2000–2009
La guerra y la paz
Abril 2003


La guerra y la paz

Espero que los del pueblo del Señor estén en paz los unos con los otros durante los tiempos difíciles, sean cuales sean los casos de lealtades que tengan a los diversos gobiernos o partidos.

Mis hermanos y hermanas, el domingo pasado, mientras me encontraba en mi estudio pensando en lo que podría decir en esta ocasión, recibí una llamada telefónica en la que se me dijo que el sargento James W. Cawley, de los marines estadounidenses, había resultado muerto en Irak. Tenía cuarenta y un años de edad, era casado y tenía dos niños pequeños.

Hace veinte años, el élder Cawley fue misionero de la Iglesia en Japón. Al igual que muchos otros, creció en la Iglesia, de niño, jugaba en la escuela con sus compañeros; de diácono, servía la Santa Cena y fue hallado digno de cumplir una misión para enseñar el Evangelio de paz a la gente de Japón. Regresó a casa, sirvió en los marines, contrajo matrimonio, se hizo policía y entonces fue llamado de nuevo al servicio militar activo, a lo que respondió sin titubeos.

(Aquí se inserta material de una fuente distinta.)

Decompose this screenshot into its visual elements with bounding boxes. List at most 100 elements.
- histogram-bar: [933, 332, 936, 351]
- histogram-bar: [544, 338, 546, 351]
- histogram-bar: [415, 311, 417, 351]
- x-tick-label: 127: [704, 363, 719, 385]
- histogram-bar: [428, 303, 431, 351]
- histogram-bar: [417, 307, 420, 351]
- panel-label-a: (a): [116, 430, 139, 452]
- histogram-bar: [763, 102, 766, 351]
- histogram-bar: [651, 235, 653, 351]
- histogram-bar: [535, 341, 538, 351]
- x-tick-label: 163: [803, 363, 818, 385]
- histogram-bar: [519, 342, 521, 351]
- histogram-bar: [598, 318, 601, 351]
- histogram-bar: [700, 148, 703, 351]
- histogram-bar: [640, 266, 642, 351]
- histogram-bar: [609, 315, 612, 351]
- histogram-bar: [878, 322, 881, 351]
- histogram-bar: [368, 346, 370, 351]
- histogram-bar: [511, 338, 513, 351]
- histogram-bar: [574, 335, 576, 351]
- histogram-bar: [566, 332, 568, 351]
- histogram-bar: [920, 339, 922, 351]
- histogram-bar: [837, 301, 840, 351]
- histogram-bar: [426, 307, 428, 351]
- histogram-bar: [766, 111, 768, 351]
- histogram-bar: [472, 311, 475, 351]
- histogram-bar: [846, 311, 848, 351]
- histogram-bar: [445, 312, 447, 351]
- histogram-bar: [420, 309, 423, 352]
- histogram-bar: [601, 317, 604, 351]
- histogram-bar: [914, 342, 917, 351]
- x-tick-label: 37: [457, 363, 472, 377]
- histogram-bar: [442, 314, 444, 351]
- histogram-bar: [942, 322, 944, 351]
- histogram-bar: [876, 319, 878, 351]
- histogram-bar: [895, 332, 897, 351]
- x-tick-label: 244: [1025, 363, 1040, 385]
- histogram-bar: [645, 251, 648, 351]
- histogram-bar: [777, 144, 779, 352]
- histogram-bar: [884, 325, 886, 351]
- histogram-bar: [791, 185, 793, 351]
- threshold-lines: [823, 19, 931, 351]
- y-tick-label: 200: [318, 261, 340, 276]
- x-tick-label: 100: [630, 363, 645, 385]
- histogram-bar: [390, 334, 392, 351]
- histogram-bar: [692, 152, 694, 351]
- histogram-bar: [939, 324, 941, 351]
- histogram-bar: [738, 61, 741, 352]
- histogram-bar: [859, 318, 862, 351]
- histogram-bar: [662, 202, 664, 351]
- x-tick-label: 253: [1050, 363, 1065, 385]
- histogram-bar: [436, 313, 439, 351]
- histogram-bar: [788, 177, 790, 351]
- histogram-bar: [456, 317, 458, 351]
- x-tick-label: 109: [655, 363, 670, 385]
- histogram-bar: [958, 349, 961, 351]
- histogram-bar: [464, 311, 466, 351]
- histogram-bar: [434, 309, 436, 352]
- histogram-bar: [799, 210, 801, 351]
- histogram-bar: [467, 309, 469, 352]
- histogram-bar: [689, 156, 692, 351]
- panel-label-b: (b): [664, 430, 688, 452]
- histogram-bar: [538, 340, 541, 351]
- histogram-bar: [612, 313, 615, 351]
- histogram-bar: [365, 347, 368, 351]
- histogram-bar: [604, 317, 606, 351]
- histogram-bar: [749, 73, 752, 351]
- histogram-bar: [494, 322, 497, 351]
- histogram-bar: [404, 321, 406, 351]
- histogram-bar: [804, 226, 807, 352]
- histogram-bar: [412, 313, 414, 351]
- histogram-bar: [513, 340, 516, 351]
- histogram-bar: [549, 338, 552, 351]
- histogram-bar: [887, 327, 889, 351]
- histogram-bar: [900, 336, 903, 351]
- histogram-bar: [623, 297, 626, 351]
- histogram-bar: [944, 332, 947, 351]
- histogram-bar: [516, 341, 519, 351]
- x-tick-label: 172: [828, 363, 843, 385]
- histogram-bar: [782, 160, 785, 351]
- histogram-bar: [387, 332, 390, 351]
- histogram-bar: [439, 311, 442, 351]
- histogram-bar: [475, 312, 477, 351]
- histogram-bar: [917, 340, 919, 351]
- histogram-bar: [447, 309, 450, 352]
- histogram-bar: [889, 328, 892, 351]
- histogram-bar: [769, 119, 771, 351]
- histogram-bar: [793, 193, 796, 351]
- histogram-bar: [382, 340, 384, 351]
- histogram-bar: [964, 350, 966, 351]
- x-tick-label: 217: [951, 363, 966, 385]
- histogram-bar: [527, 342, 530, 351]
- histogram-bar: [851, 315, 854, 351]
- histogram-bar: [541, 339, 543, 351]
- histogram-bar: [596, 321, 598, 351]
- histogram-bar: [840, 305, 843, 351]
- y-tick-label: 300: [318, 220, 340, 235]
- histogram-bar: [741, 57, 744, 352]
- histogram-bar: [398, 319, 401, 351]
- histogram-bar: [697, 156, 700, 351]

Su vida, su misión, su servicio militar y su muerte representan las contradicciones que hay entre la paz del Evangelio y la violencia de la guerra.

Por tanto, he resuelto hablar acerca de la guerra y del Evangelio que enseñamos. Hablé algo de esto en nuestra conferencia de octubre de 2001. Cuando llegué a este púlpito en esa fecha, la guerra contra el terrorismo acababa de empezar. La guerra actual es en realidad una consecuencia y una continuación de ese conflicto; y se espera que termine pronto.

Al hablar de este asunto, busco la orientación del Espíritu Santo. He orado y meditado mucho con respecto a esto. Soy consciente de que es un tema muy delicado para tratar ante una congregación internacional, incluidos los que no son de nuestra fe religiosa.

Las naciones de la tierra han tenido opiniones diferentes sobre la situación actual. Los sentimientos han sido intensos. Ha habido demostraciones en pro y en contra. Ahora somos una Iglesia mundial y tenemos miembros en la mayoría de las naciones que han discutido sobre ese asunto. Los de nuestro pueblo han tenido opiniones y preocupaciones.

La guerra, desde luego, no es nueva. Las armas cambian. Los medios para matar y destruir se refinan de modo continuo. Pero ha habido conflictos a lo largo de la historia esencialmente por los mismos asuntos.

El libro de El Apocalipsis habla en forma breve de lo que debe de haber sido un conflicto espantoso para la mente y la lealtad de los hijos de Dios. Vale la pena repetir el relato:

“Después hubo una gran batalla en el cielo: Miguel y sus ángeles luchaban contra el dragón; y luchaban el dragón y sus ángeles;

“pero no prevalecieron, ni se halló ya lugar para ellos en el cielo.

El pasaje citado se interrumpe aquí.